La fin de la Seconde Guerre mondiale avait laissé le monde divisé en deux blocs. La disparition de l’URSS en 1991 que G H Bush anticipait de quelques mois allait porter le bloc occidental, dirigé par les États-Unis en apparence et dans la réalité parce qu’il est aujourd’hui convenu d’appeler « l’État profond », au rang de puissance mondiale.

Le sens de l’histoire était perceptible

A l’époque, on ne percevait pas très bien ce qui aurait encore pu s’opposer à cette hégémonie américaine et c’est dans cet esprit que Francis Fukuyama a écrit « La fin de l’histoire »
Pourtant, certains doutaient, tel Samuel Huntington, qui pensait que « la messe n’était pas dite » et que l’avenir pouvait encore réserver des surprises.

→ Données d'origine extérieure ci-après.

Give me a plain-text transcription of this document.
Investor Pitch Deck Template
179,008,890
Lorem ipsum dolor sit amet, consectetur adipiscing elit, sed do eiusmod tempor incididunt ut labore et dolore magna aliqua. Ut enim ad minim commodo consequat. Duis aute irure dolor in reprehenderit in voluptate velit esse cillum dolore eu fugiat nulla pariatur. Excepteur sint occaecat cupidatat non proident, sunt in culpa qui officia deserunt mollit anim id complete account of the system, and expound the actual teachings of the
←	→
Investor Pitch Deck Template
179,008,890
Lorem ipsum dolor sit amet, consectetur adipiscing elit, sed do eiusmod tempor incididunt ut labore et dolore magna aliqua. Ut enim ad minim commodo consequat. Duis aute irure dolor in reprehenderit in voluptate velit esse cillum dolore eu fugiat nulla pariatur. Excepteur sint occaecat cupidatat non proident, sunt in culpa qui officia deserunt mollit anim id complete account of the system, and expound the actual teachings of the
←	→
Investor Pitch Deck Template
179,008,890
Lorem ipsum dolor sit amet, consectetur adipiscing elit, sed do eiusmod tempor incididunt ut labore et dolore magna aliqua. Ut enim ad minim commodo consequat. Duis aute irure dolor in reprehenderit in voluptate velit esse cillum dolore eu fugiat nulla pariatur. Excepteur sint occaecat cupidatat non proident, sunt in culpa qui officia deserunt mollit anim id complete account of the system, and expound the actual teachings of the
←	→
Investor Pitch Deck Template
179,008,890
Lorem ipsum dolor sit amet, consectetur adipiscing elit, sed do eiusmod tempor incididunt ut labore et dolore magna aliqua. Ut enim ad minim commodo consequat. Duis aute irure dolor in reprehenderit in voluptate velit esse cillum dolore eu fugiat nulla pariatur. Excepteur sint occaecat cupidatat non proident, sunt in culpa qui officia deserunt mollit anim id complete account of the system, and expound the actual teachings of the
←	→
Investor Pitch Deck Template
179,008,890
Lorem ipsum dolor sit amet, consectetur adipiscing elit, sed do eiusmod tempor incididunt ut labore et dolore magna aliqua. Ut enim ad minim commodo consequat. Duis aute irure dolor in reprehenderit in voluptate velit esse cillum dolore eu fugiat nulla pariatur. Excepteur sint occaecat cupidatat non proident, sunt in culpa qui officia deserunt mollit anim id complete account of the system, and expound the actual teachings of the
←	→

L’Amérique, forte du dollar et de sa puissance militaire régnait sans partage et l’État profond qui la dirigeait a cependant voulu aller trop vite et a considéré comme acquis ce qui était loin de l’être, à savoir l’adhésion des peuples à ce nouvel ordre mondial qui allait, à terme, remplacer la démocratie alors qu’il prétendait la généraliser. C’est également en 1991 que David Rockefeller, lors de la réunion annuelle du CFR (Council on Foreign Relations) remercie les médias pour avoir gardé le silence depuis près de quarante ans : « Nous sommes reconnaissants au Washington Post, au New York Times, au magazine Time, et aux autres grandes publications dont les directeurs ont assisté à nos réunions et respecté leurs promesses de discrétion depuis presque quarante ans. Il aurait été pour nous impossible de développer notre projet pour le monde si nous avions été exposés aux lumières de la publicité durant ces années. Mais le monde est aujourd’hui plus sophistiqué et préparé à l’entrée dans un gouvernement mondial. La souveraineté supranationale d’une élite intellectuelle et de banquiers mondiaux est assurément préférable à l’autodétermination nationale des siècles passés. »  (David Rockefeller, Commission Trilatérale 1991). Ces propos, pour éloquents qu’ils soient, ont peut-être été prématurés.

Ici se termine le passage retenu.